ISU researchers transform pennycress into a crop

By Illinois State University | October 01, 2020

Though farmers consider pennycress (Thlaspi arvense) nothing more than a weed, Illinois State Professor of Genetics John Sedbrook is working to change their perspective—and the plant itself. Sedbrook and his student researchers in the School of Biological Sciences are genetically modifying pennycress as part of a multistate, multi-institutional effort funded by a five-year, $10 million USDA grant and a $13 million Department of Energy grant.

The researchers are attempting to transform the plant into a commercially grown cover crop that would be a boon to farmers and the environment. The harvested plant would be processed into biofuel, jet fuel, animal feed, and other products.

“This would not only help the environment, but also produce oilseeds that farmers can sell in these economically challenging times,” Sedbrook said. “Plants like pennycress take carbon dioxide out of the atmosphere to grow. Instead of adding to carbon in the atmosphere by digging for fossil fuels, you’re taking carbon that’s already there. So it’s a zero-sum game.”
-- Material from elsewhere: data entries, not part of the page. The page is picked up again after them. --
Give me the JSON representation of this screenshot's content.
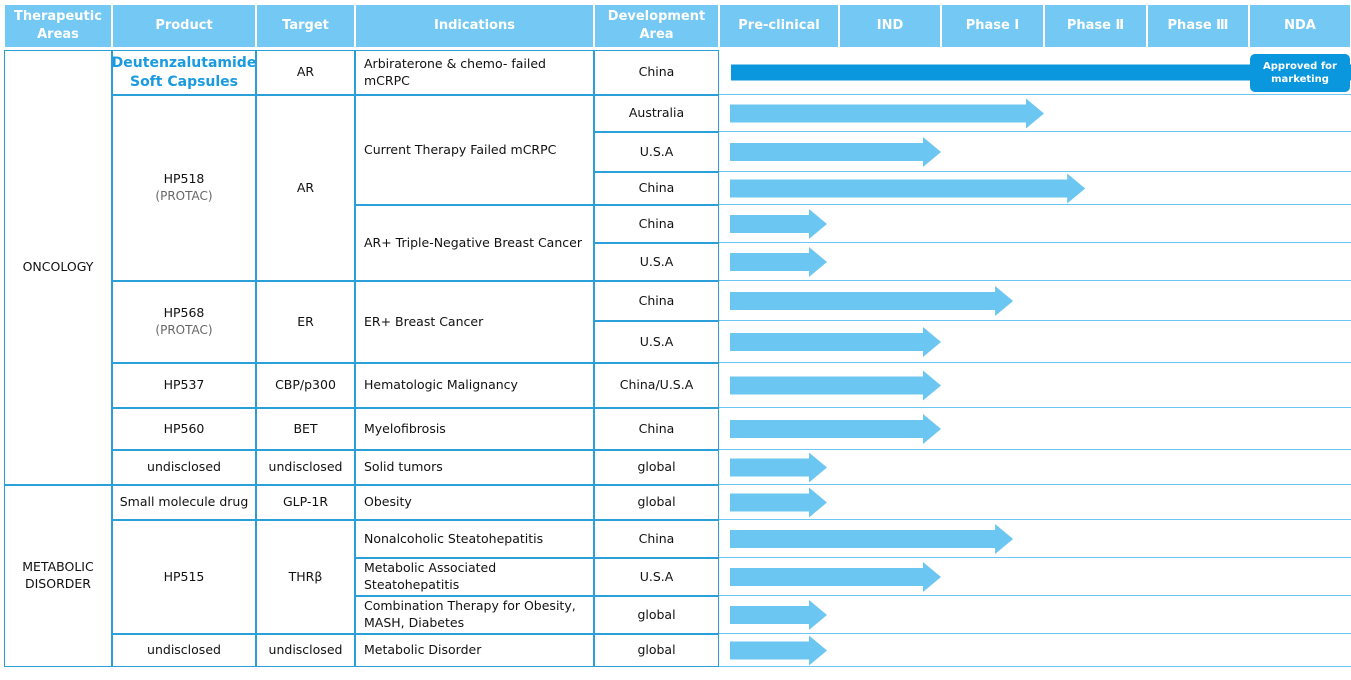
{
  "header": [
    "Therapeutic Areas",
    "Product",
    "Target",
    "Indications",
    "Development Area",
    "Pre-clinical",
    "IND",
    "Phase Ⅰ",
    "Phase Ⅱ",
    "Phase Ⅲ",
    "NDA"
  ],
  "areas": [
    {
      "name": "ONCOLOGY",
      "products": [
        {
          "name": "Deutenzalutamide Soft Capsules",
          "target": "AR",
          "indications": [
            {
              "name": "Arbiraterone & chemo- failed mCRPC",
              "regions": [
                {
                  "name": "China",
                  "progress": 6,
                  "status": "Approved for marketing"
                }
              ]
            }
          ]
        },
        {
          "name": "HP518",
          "note": "(PROTAC)",
          "target": "AR",
          "indications": [
            {
              "name": "Current Therapy Failed mCRPC",
              "regions": [
                {
                  "name": "Australia",
                  "progress": 3
                },
                {
                  "name": "U.S.A",
                  "progress": 2
                },
                {
                  "name": "China",
                  "progress": 3.4
                }
              ]
            },
            {
              "name": "AR+ Triple-Negative Breast Cancer",
              "regions": [
                {
                  "name": "China",
                  "progress": 0.9
                },
                {
                  "name": "U.S.A",
                  "progress": 0.9
                }
              ]
            }
          ]
        },
        {
          "name": "HP568",
          "note": "(PROTAC)",
          "target": "ER",
          "indications": [
            {
              "name": "ER+ Breast Cancer",
              "regions": [
                {
                  "name": "China",
                  "progress": 2.7
                },
                {
                  "name": "U.S.A",
                  "progress": 2
                }
              ]
            }
          ]
        },
        {
          "name": "HP537",
          "target": "CBP/p300",
          "indications": [
            {
              "name": "Hematologic Malignancy",
              "regions": [
                {
                  "name": "China/U.S.A",
                  "progress": 2
                }
              ]
            }
          ]
        },
        {
          "name": "HP560",
          "target": "BET",
          "indications": [
            {
              "name": "Myelofibrosis",
              "regions": [
                {
                  "name": "China",
                  "progress": 2
                }
              ]
            }
          ]
        },
        {
          "name": "undisclosed",
          "target": "undisclosed",
          "indications": [
            {
              "name": "Solid tumors",
              "regions": [
                {
                  "name": "global",
                  "progress": 0.9
                }
              ]
            }
          ]
        }
      ]
    },
    {
      "name": "METABOLIC DISORDER",
      "products": [
        {
          "name": "Small molecule drug",
          "target": "GLP-1R",
          "indications": [
            {
              "name": "Obesity",
              "regions": [
                {
                  "name": "global",
                  "progress": 0.9
                }
              ]
            }
          ]
        },
        {
          "name": "HP515",
          "target": "THRβ",
          "indications": [
            {
              "name": "Nonalcoholic Steatohepatitis",
              "regions": [
                {
                  "name": "China",
                  "progress": 2.7
                }
              ]
            },
            {
              "name": "Metabolic Associated Steatohepatitis",
              "regions": [
                {
                  "name": "U.S.A",
                  "progress": 2
                }
              ]
            },
            {
              "name": "Combination Therapy for Obesity, MASH, Diabetes",
              "regions": [
                {
                  "name": "global",
                  "progress": 0.9
                }
              ]
            }
          ]
        },
        {
          "name": "undisclosed",
          "target": "undisclosed",
          "indications": [
            {
              "name": "Metabolic Disorder",
              "regions": [
                {
                  "name": "global",
                  "progress": 0.9
                }
              ]
            }
          ]
        }
      ]
    }
  ]
}
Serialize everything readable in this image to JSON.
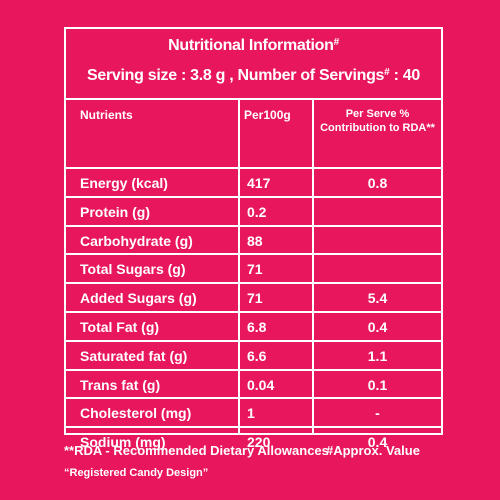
{
  "title": "Nutritional Information",
  "title_mark": "#",
  "serving_line": {
    "prefix": "Serving size : 3.8 g , Number of Servings",
    "mark": "#",
    "suffix": ": 40"
  },
  "headers": {
    "nutrients": "Nutrients",
    "per100g": "Per100g",
    "rda_line1": "Per Serve %",
    "rda_line2": "Contribution to RDA**"
  },
  "rows": [
    {
      "name": "Energy (kcal)",
      "per100g": "417",
      "rda": "0.8"
    },
    {
      "name": "Protein (g)",
      "per100g": "0.2",
      "rda": ""
    },
    {
      "name": "Carbohydrate (g)",
      "per100g": "88",
      "rda": ""
    },
    {
      "name": "Total Sugars (g)",
      "per100g": "71",
      "rda": ""
    },
    {
      "name": "Added Sugars (g)",
      "per100g": "71",
      "rda": "5.4"
    },
    {
      "name": "Total Fat (g)",
      "per100g": "6.8",
      "rda": "0.4"
    },
    {
      "name": "Saturated fat (g)",
      "per100g": "6.6",
      "rda": "1.1"
    },
    {
      "name": "Trans fat (g)",
      "per100g": "0.04",
      "rda": "0.1"
    },
    {
      "name": "Cholesterol (mg)",
      "per100g": "1",
      "rda": "-"
    },
    {
      "name": "Sodium (mg)",
      "per100g": "220",
      "rda": "0.4"
    }
  ],
  "footnotes": {
    "rda": "**RDA - Recommended Dietary Allowances",
    "approx": "#Approx. Value",
    "registered": "“Registered Candy Design”"
  },
  "colors": {
    "background": "#e8175d",
    "text": "#ffffff"
  }
}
Domesticated pennycress could be grown as a cold-resistant, high-yield oilseed crop across the central United States, where nearly 80 million acres of land devoted to corn and soybeans sit dormant in the winter months. Sedbrook said the same process was used in the 1960s to convert rapeseed into canola oil, a relative of pennycress that is in widespread use today.

Illinois State researchers—Professor of Water Ecology Bill Perry, Assistant Professor of Crop Science Nicholas Heller, and Professor of Soil Science Rob Rhykerd—are investigating how planting pennycress on otherwise fallow fields could also help farmers reduce soil erosion and nutrient loss, two factors that are imperiling water quality and aquatic life locally and as far downstream as the Gulf of Mexico.

This research has been ongoing for 10 years with the latest grant awarded in 2020. Illinois State researchers are currently working under the umbrella of the Integrated Pennycress Research Enabling Farm and Energy Resilience (IPREFER) program with colleagues at Western Illinois University, the University of Minnesota, The Ohio State University, the University of Wisconsin-Platteville, and the St. Louis-based crop development company CoverCress Inc.